Fair, how do we measure fair? At the bottom of it, I've come to take comfort in the words God spoke to Paul, "My grace is sufficient for you, for my power is made perfect in weakness." (1Cor 12:9) Paul goes on to write "Therefore I will boast all the more gladly about my weaknesses, so that Christ's power may rest on me. That is why, for Christ's sake, I delight in weaknesses, in insults, in hardships, in persecutions, in difficulties. For when I am weak, then I am strong." (1Cor 12:10) Embracing the challenges and difficulties of life, not wasting all of my own strength trying to resist them, but taking the opportunity to cling to Jesus and say, "God, walk with me and help me do the right thing." I am finding his grace and his presence are sufficient for any and all circumstances.

Monday, January 22, 2007

So, it's been a while since I last posted, but it doesn't mean that I've been uninspired. It just means that like everyone else life busy.

One of the things about life I'm learning to embrace rather than resist is the process of growth. While physical growth as a child is so much easier in that it just happens and is relatively pain free, growth as a human and in your inner being often seems painful and excruciatingly slow. However, as I look at my life and see what happens when I've embraced that process, life is so much more enjoyable. Sometimes it is painful or even shameful when we deal with our stuff, but when I understand God is pointing these things out to heal me and help me serve him & others better it makes it worth it.

I was encouraged at a recent retreat for our students by the speaker Sy Rogers. He said many profound things, but a couple of them stick out to me today. First, I can't expect God to "cure" my humanity, but I can expect God to help me to manage it with self-control. God's grace is so incredible! Sy also said God would rather have messy children than no children at all. It's so freeing to be reminded of this infinite and UNCONDITIONAL love our Father has for each of us. He cares more about me being in relationship with him and in the transformational process than about a mistake in one event in my life. God's love & forgiveness are bigger than any mistake I can make. So often I can live out of fear of making a mistake and screwing it all up, but I find freedom in understanding I am in process.

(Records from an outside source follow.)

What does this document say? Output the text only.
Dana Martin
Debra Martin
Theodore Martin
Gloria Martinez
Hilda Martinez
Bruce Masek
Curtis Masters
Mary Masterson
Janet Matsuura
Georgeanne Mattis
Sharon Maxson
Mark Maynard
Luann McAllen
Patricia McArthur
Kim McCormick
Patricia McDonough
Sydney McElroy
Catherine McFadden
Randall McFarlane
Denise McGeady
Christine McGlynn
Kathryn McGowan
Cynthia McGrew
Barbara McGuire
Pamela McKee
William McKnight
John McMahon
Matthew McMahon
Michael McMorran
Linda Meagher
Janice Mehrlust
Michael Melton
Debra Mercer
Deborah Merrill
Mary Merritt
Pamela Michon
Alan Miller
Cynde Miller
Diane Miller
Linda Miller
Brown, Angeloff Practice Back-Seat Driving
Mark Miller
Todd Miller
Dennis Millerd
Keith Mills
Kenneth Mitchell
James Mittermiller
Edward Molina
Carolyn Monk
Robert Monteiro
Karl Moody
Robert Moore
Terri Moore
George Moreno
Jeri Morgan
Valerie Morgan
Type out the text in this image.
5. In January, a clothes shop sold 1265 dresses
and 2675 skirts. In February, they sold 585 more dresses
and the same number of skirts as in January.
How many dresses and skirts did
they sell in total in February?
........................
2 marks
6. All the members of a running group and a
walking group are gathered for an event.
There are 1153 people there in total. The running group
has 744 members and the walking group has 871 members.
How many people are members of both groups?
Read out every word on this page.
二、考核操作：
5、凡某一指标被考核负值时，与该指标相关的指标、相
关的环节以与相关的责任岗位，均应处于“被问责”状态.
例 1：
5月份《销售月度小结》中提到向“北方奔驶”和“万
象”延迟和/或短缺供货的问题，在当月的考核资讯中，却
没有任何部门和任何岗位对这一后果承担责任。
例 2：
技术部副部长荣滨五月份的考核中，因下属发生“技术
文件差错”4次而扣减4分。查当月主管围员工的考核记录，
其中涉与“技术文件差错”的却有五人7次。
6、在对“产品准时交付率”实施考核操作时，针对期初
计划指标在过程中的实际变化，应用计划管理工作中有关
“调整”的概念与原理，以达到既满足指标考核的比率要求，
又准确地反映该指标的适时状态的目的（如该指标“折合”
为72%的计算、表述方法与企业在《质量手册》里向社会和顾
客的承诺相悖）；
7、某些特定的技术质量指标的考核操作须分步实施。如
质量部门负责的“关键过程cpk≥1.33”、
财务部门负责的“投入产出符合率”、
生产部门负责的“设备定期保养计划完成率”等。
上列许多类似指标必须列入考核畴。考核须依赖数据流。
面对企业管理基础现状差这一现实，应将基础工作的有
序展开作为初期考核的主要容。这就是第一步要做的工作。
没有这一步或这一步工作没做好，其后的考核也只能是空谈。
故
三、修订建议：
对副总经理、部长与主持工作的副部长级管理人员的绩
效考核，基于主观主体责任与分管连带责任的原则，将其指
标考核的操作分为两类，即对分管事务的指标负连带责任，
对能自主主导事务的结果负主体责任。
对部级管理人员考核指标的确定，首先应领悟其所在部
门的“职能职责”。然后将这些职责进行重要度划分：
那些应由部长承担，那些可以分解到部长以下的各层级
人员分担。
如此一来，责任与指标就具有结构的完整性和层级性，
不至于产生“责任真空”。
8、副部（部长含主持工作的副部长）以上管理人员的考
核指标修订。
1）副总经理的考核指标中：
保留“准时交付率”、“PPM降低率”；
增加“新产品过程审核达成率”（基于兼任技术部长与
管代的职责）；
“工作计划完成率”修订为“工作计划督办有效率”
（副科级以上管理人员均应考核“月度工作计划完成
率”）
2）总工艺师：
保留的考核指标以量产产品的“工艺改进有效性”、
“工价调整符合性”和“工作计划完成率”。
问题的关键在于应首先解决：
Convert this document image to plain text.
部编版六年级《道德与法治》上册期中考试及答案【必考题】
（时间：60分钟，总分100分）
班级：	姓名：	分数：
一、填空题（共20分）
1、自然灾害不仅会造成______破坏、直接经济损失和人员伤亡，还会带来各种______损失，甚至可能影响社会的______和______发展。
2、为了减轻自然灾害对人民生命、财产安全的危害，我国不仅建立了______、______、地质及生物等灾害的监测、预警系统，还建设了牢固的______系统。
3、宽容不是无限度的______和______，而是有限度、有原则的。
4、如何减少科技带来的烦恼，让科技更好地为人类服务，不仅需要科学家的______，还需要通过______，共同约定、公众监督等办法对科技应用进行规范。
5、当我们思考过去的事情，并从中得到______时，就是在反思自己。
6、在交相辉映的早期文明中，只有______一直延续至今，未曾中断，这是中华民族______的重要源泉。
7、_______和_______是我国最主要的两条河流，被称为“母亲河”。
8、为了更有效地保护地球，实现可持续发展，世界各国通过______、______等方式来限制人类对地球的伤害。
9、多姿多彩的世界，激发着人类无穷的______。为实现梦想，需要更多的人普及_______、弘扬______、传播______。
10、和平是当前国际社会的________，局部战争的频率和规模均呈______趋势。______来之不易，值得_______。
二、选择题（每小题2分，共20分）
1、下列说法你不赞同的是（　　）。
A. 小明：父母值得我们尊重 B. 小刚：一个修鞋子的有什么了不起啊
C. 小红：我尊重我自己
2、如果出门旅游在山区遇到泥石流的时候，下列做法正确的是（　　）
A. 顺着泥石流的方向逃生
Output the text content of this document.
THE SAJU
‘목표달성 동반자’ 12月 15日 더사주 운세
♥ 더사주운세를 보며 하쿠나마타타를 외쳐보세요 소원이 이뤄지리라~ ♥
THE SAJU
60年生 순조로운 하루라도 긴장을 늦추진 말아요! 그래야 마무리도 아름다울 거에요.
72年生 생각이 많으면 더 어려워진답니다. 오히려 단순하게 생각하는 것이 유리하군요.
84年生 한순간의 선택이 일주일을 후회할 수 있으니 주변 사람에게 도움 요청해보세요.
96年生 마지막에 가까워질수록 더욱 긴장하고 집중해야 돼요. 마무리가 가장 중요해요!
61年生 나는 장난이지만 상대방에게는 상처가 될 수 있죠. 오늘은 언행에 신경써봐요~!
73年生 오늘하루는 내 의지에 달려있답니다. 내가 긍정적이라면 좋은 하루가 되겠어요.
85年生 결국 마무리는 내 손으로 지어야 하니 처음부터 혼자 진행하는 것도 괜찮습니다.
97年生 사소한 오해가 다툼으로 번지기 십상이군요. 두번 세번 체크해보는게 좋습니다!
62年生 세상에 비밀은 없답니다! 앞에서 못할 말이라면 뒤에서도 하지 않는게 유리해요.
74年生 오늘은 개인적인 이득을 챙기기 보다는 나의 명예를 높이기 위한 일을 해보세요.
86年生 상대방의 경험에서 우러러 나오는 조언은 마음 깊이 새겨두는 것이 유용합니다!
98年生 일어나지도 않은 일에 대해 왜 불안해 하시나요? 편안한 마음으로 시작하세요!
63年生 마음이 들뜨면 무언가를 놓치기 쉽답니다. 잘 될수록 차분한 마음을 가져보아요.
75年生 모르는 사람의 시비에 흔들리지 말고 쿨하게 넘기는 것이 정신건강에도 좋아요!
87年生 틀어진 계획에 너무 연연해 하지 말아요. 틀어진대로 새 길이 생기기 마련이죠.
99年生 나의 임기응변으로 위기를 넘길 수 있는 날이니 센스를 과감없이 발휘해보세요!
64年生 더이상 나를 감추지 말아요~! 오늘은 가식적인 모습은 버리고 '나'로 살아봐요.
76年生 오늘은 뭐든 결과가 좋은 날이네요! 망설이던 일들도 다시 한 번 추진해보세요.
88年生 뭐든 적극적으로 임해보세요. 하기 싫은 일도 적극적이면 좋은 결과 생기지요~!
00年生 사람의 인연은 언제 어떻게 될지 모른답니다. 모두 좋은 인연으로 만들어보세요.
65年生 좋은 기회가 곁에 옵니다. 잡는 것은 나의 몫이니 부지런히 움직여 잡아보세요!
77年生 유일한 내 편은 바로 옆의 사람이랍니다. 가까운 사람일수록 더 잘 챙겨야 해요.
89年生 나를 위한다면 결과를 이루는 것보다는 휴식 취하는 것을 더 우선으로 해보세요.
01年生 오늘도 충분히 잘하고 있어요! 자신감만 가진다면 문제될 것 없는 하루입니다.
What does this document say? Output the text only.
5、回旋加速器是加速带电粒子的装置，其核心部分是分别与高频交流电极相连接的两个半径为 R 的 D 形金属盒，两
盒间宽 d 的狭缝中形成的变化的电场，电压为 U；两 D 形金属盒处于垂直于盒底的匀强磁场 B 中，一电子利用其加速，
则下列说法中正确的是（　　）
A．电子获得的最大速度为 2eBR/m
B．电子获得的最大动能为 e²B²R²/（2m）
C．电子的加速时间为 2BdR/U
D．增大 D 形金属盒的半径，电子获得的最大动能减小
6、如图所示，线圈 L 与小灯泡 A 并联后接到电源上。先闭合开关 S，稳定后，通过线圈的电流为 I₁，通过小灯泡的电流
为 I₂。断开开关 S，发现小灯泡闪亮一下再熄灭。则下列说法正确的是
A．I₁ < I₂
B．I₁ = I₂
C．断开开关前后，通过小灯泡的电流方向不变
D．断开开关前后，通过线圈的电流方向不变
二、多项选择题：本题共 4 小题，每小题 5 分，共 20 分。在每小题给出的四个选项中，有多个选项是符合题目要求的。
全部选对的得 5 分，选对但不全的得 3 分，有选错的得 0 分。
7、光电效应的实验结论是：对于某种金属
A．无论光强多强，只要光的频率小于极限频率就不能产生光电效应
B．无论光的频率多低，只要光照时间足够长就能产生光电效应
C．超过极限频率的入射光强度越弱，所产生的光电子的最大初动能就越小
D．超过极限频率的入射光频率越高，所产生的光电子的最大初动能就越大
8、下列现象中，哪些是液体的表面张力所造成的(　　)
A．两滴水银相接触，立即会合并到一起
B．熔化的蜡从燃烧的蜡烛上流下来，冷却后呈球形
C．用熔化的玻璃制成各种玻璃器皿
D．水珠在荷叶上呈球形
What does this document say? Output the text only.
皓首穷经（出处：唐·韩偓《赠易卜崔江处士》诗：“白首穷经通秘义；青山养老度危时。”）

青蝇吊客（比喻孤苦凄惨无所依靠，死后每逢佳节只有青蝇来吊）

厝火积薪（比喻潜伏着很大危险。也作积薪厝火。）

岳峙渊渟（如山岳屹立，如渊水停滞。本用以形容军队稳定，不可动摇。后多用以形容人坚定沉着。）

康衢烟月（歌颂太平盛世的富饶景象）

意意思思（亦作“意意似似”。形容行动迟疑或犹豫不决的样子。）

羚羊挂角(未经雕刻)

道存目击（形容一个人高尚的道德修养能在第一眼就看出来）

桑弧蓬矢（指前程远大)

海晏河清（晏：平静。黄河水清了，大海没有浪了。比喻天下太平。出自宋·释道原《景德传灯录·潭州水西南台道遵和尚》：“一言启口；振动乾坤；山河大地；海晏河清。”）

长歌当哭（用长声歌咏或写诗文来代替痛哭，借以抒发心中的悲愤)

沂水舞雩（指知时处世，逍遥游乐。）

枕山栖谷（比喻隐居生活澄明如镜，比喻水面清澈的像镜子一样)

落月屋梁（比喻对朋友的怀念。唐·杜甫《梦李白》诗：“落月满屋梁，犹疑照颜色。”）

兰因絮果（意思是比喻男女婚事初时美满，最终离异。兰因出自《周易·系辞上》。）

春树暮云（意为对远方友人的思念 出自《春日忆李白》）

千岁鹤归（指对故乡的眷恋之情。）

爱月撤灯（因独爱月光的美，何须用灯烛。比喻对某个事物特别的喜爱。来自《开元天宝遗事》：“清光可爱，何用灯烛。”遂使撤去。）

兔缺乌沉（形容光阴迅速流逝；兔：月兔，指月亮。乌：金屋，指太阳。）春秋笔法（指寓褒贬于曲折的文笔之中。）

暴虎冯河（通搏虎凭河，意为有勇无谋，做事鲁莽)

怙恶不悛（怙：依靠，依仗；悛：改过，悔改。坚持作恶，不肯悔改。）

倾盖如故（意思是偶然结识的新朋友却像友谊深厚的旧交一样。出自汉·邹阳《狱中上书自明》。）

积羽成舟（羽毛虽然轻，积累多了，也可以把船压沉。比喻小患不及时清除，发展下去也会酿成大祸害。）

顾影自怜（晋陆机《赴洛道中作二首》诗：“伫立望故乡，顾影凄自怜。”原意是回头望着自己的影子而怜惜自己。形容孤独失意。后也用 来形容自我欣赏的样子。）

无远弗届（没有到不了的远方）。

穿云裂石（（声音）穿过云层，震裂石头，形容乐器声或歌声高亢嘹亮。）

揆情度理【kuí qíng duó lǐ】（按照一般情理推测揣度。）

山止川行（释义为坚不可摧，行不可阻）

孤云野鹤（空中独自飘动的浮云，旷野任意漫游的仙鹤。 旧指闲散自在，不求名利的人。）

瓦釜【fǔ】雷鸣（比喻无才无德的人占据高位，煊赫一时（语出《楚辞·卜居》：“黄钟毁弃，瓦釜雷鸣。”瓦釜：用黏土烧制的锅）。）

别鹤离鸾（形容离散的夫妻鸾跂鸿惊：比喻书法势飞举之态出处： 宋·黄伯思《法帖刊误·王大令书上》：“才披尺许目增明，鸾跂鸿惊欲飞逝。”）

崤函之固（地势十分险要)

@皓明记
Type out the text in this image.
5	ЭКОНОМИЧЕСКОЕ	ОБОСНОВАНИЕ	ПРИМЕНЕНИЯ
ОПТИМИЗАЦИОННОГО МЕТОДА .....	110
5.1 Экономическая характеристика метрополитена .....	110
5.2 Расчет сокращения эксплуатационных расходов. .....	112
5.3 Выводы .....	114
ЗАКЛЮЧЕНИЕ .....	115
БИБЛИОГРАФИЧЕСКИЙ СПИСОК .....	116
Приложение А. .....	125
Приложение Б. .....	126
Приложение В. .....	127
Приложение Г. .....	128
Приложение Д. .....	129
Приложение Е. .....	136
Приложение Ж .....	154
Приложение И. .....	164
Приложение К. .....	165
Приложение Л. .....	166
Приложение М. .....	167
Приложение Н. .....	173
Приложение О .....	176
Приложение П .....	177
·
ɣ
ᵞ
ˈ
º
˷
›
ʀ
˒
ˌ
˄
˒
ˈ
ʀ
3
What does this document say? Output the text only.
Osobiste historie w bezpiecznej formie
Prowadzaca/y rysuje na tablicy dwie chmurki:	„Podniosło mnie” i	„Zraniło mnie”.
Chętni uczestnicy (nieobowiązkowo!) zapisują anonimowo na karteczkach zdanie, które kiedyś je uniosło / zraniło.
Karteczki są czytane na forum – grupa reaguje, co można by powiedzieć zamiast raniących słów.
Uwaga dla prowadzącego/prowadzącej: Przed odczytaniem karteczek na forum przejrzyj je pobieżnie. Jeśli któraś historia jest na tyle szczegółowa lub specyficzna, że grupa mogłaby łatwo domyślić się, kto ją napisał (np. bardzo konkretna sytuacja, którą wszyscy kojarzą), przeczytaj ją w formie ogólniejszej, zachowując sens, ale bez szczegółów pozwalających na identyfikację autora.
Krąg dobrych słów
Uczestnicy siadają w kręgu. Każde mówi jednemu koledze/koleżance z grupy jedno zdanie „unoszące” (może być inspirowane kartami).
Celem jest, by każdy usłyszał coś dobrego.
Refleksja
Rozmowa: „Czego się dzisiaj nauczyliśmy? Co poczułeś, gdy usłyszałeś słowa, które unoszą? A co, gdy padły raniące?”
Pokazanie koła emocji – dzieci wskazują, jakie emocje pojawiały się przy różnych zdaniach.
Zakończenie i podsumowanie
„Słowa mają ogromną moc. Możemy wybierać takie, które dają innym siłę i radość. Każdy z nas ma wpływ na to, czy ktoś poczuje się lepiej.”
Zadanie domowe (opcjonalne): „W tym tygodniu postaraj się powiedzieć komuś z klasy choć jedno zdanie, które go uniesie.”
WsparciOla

I want to be different. To love God with all that I am and love others with all that God gives me. I'm not even sure what different fully looks like. But I know that today I want to be different than I was yesterday. It's what God created me for. I'm created in his image (Gen 1:27) to reflect his goodness & faithfulness.

"One thing I ask of the LORD,
this is what I seek:
that I may dwell in the house of the LORD
all the days of my life,
to gaze upon the beauty of the LORD
and to seek him in his temple."
~ Psalm 27:4

Monday, December 04, 2006

The LORD God said, "It is not good for the man to be alone."

The past few days I have been inspired by the community of people around me. Genesis 2 talks aobut God creating and after he created man he saw that it was not good for man to be alone. I have been realizing this more and more lately. Even though our world population is increasing and there are more people around us every day it is funny that more people than ever are feeling alone. I think about Adam & Eve when they first sinned and recognized their nakedness, they felt ashamed and hid from each other and God. It's no different today. We so often feel naked and ashamed, so we don't open up to those around us. It takes an effort to do this.

The past couple of days, I have seen a glimpse of what deep community can be and what a gift from God it is. After our Sunday church gathering this week, our church board met (which I am a part of). There were eight of us in a room together talking about Jesus and how to impact our city and our world together. We dreamed and cried out to God. I left the three hour meeting refreshed, encouraged and excited about what God wants to do at Hillside Community Church and in my life.

I've also spent more time lately talking with Lindsey, my incredible wife, about the things of God and his heart for those around us. I can't wait to experience and live more of the blessing God intended marriage to be as Lindsey & I continue this journey together!

It is not good for us to be alone. Life is meant to be shared with others. Open up and share it!